Stockbroker Durlacher has entered the retail market with the introduction of two Oeics, one of which is the CF Durlacher growth plus fund.
This Oeic aims to achieve capital growth over the long term by investing in a portfolio of around 50 stocks, benchmarked against the FTSE All-Share index. Around 10 per cent of the fund may be invested in other countries.
Simon Steele, the fund manager, will invest in what he perceives to be exceptional stocks, regardless of market capitalisation or sector. Steele joined Durlacher late last year from Singer and Friedlander, where he spent two years running a small-cap fund.
The stocks the new fund will invest in will share an ability to sustain above average earnings growth over the next three to five years. Examples of these companies include market research group Taylor Nelson Sofres and pub chain JD Wetherspoon.
When selecting stocks, Steele will look for companies that dominate their area of the market and where growth is influenced by factors such as changes in legislation or the move towards outsourcing. Having good growth potential is not enough to justify picking a stock.
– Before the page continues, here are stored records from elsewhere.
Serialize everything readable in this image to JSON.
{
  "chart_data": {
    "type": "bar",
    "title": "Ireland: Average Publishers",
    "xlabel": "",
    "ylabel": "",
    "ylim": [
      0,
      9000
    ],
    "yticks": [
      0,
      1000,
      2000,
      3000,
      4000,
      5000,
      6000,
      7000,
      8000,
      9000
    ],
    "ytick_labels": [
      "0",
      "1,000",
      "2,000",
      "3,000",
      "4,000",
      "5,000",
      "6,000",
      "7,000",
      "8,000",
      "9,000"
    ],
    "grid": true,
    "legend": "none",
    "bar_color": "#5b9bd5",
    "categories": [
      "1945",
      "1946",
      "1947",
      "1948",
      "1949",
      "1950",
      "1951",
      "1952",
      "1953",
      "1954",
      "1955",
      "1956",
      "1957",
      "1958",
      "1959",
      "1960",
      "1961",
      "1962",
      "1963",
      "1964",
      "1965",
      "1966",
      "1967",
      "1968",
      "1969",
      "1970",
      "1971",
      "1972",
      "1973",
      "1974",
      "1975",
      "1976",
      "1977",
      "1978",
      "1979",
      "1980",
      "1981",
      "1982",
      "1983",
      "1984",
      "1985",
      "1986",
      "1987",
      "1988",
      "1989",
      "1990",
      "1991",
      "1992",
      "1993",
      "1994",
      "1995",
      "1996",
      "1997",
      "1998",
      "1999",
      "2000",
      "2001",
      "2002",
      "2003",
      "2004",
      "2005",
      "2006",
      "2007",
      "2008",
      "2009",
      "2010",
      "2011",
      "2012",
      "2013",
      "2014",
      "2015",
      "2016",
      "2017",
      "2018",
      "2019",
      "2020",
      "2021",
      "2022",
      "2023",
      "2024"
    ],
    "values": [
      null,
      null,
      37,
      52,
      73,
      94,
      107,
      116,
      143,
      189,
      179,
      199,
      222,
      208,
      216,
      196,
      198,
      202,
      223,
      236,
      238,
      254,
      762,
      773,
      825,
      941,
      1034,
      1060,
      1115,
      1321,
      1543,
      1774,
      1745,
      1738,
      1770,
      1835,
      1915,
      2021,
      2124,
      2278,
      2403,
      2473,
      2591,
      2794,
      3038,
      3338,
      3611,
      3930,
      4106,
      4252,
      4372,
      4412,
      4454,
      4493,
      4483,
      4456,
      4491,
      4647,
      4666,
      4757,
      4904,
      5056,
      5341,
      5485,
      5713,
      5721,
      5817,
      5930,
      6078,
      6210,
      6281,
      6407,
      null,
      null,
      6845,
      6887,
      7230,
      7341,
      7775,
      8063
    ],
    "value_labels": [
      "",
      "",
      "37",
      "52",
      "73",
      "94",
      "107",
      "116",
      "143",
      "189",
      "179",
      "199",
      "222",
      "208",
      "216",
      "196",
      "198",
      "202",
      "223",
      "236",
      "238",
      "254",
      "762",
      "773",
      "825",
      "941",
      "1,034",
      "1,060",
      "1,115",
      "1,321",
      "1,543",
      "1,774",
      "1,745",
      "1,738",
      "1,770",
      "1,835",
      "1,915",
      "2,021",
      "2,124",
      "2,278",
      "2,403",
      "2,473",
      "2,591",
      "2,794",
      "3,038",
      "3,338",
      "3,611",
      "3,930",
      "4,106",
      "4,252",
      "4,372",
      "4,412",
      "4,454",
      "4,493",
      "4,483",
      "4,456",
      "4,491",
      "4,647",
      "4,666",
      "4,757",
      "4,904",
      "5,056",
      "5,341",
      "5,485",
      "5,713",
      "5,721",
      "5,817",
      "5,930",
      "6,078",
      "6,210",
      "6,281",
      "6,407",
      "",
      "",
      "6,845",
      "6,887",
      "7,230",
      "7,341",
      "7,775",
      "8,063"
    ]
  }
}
Companies must also be backed by strong management and cash flow is very important.
Stockmarket investors are now unlikely to get the high returns that were possible in the 1990s and Durlacher's research-driven approach will be important in generating decent returns in current conditions. But rival companies such as Royal & SunAlliance have also adopted this model, and some investors may not invest with a new fund management group until a track record is established.